Mr Pill said in a note on Monday that the cash-strapped government was running out of funds to pay creditors and its civil servants. The country must pay back €304m to the International Monetary Fund on June 5.
“With liquidity slowly draining from Greece, missed payments on external obligations are possible or even likely,” he said. “In such circumstances, the Greek sovereign will sooner or later (and probably sooner) enter technical default.
“Not only is it possible that we may need to see sovereign technical default and/or blocked Greek bank deposits in order to come to an accommodation between Greece and its official creditors, it may be necessary to do so in order to break the current impasse in negotiations.”
While a deal between Greece and its creditors is still Goldman’s “base case” scenario, Mr Pill said the current Greek government did not have a mandate to pull Greece out of the single currency bloc.
“The Greek government was elected on a platform that promised continued membership of the euro area but without the austerity, adjustment and oversight that came with the troika programme. Departing from this position requires a change in the political mandate on which the Greek government operates.
“Facing this reality, a new political mandate and thus a new government, a referendum or new elections will be required in Greece.”
Alexis Tsipras, Greece’s prime minister, has accused its creditors of issuing “absurd demands” in a clear sign that his government would not give in to pressure from its creditors to slash pensions and reverse a decision to raise the minimum wage.
It came as Michael Fuchs, the deputy chairman of Angela Merkel’s Social Democratic Germany said it was unacceptable for for Greece to blame the EU for the crisis in Greece. He added that the rest of Europe was now “much more prepared” for a Greek exit.
Mr Pill said if the government exhausted its current cash reserves, they may not be able to pay the salaries of Greek public workers, which was “likely to change dynamic of negotiations”.
“The intensification of the liquidity shortage will demonstrate that the platform on which the current Greek government was elected is simply infeasible,” said Mr Pill.
However, Goldman said a default by the Greek government would not be “quite as black and white as it might initially appear”. He added that Europe could not simply force Greece out of the eurozone.
Mr Pill said: “By nature, sovereign defaults are political processes and, via grace periods and reviews, the rules and procedures governing payments to the IMF and European Central Bank embody a large element of discretion and flexibility. For example, the possibility of bundling June obligations to the IMF into a single endmonth payment has recently been entertained.
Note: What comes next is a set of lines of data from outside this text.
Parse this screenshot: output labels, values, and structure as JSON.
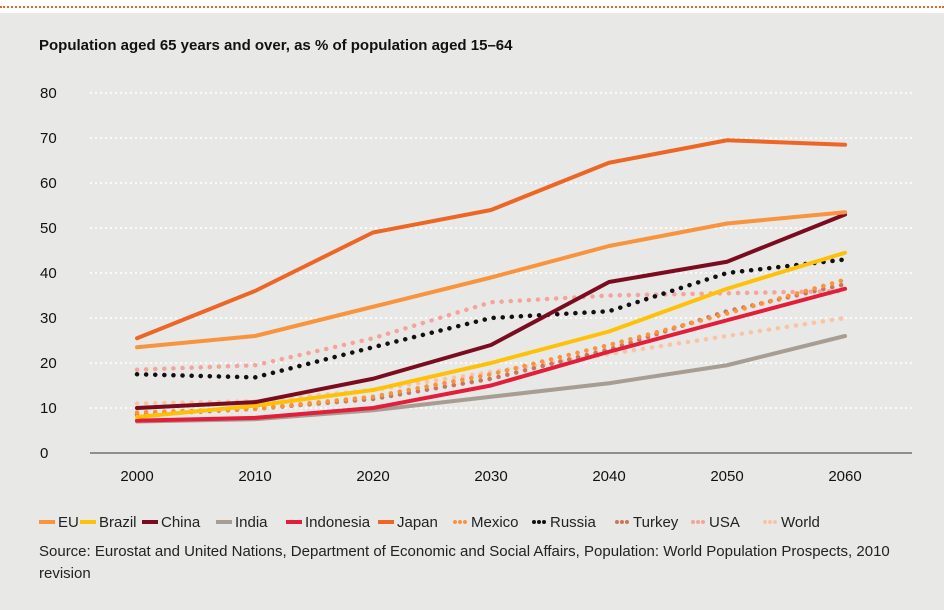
{
  "chart_data": {
    "type": "line",
    "title": "Population aged 65 years and over, as % of population aged 15–64",
    "x": [
      2000,
      2010,
      2020,
      2030,
      2040,
      2050,
      2060
    ],
    "xlabel": "",
    "ylabel": "",
    "ylim": [
      0,
      80
    ],
    "yticks": [
      0,
      10,
      20,
      30,
      40,
      50,
      60,
      70,
      80
    ],
    "grid": "horizontal dotted",
    "legend_position": "bottom",
    "series": [
      {
        "name": "EU",
        "color": "#f7943d",
        "style": "solid",
        "values": [
          23.5,
          26,
          32.5,
          39,
          46,
          51,
          53.5
        ]
      },
      {
        "name": "Brazil",
        "color": "#ffc107",
        "style": "solid",
        "values": [
          8,
          10.5,
          14,
          20,
          27,
          36.5,
          44.5
        ]
      },
      {
        "name": "China",
        "color": "#7b0c1f",
        "style": "solid",
        "values": [
          10,
          11.3,
          16.5,
          24,
          38,
          42.5,
          53
        ]
      },
      {
        "name": "India",
        "color": "#a89d92",
        "style": "solid",
        "values": [
          7,
          7.5,
          9.5,
          12.5,
          15.5,
          19.5,
          26
        ]
      },
      {
        "name": "Indonesia",
        "color": "#e21e3a",
        "style": "solid",
        "values": [
          7.2,
          7.8,
          10,
          15,
          22.5,
          29.5,
          36.5
        ]
      },
      {
        "name": "Japan",
        "color": "#ee6625",
        "style": "solid",
        "values": [
          25.5,
          36,
          49,
          54,
          64.5,
          69.5,
          68.5
        ]
      },
      {
        "name": "Mexico",
        "color": "#f7943d",
        "style": "dotted",
        "values": [
          9,
          9.8,
          12.5,
          17.5,
          24,
          31,
          38.5
        ]
      },
      {
        "name": "Russia",
        "color": "#111111",
        "style": "dotted",
        "values": [
          17.5,
          16.8,
          23.5,
          30,
          31.5,
          40,
          43
        ]
      },
      {
        "name": "Turkey",
        "color": "#c9765c",
        "style": "dotted",
        "values": [
          8.5,
          9.8,
          12,
          16.5,
          23,
          31.5,
          37.5
        ]
      },
      {
        "name": "USA",
        "color": "#f4a49a",
        "style": "dotted",
        "values": [
          18.5,
          19.5,
          25.5,
          33.5,
          35,
          35.5,
          36
        ]
      },
      {
        "name": "World",
        "color": "#f9c4a5",
        "style": "dotted",
        "values": [
          11,
          11.5,
          14,
          18,
          22,
          26,
          30
        ]
      }
    ]
  },
  "legend": {
    "items": [
      {
        "label": "EU",
        "color": "#f7943d",
        "style": "solid"
      },
      {
        "label": "Brazil",
        "color": "#ffc107",
        "style": "solid"
      },
      {
        "label": "China",
        "color": "#7b0c1f",
        "style": "solid"
      },
      {
        "label": "India",
        "color": "#a89d92",
        "style": "solid"
      },
      {
        "label": "Indonesia",
        "color": "#e21e3a",
        "style": "solid"
      },
      {
        "label": "Japan",
        "color": "#ee6625",
        "style": "solid"
      },
      {
        "label": "Mexico",
        "color": "#f7943d",
        "style": "dotted"
      },
      {
        "label": "Russia",
        "color": "#111111",
        "style": "dotted"
      },
      {
        "label": "Turkey",
        "color": "#c9765c",
        "style": "dotted"
      },
      {
        "label": "USA",
        "color": "#f4a49a",
        "style": "dotted"
      },
      {
        "label": "World",
        "color": "#f9c4a5",
        "style": "dotted"
      }
    ]
  },
  "source": {
    "text": "Source: Eurostat and United Nations, Department of Economic and Social Affairs, Population: World Population Prospects, 2010 revision"
  },
  "colors": {
    "panel_background": "#e8e8e7",
    "gridline": "#ffffff",
    "top_rule": "#e8632b"
  }
}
“More importantly, euro exit is a political decision. For sure, the Greek authorities could decide to exit in a unilateral manner. But the current Greek government has no mandate to do so: if it announced an intention to leave the euro area preemptively, in our view the government would likely fall. Moreover, there is no process for euro exit defined in the governing European treaties: the practical and legal challenges could not be resolved overnight.”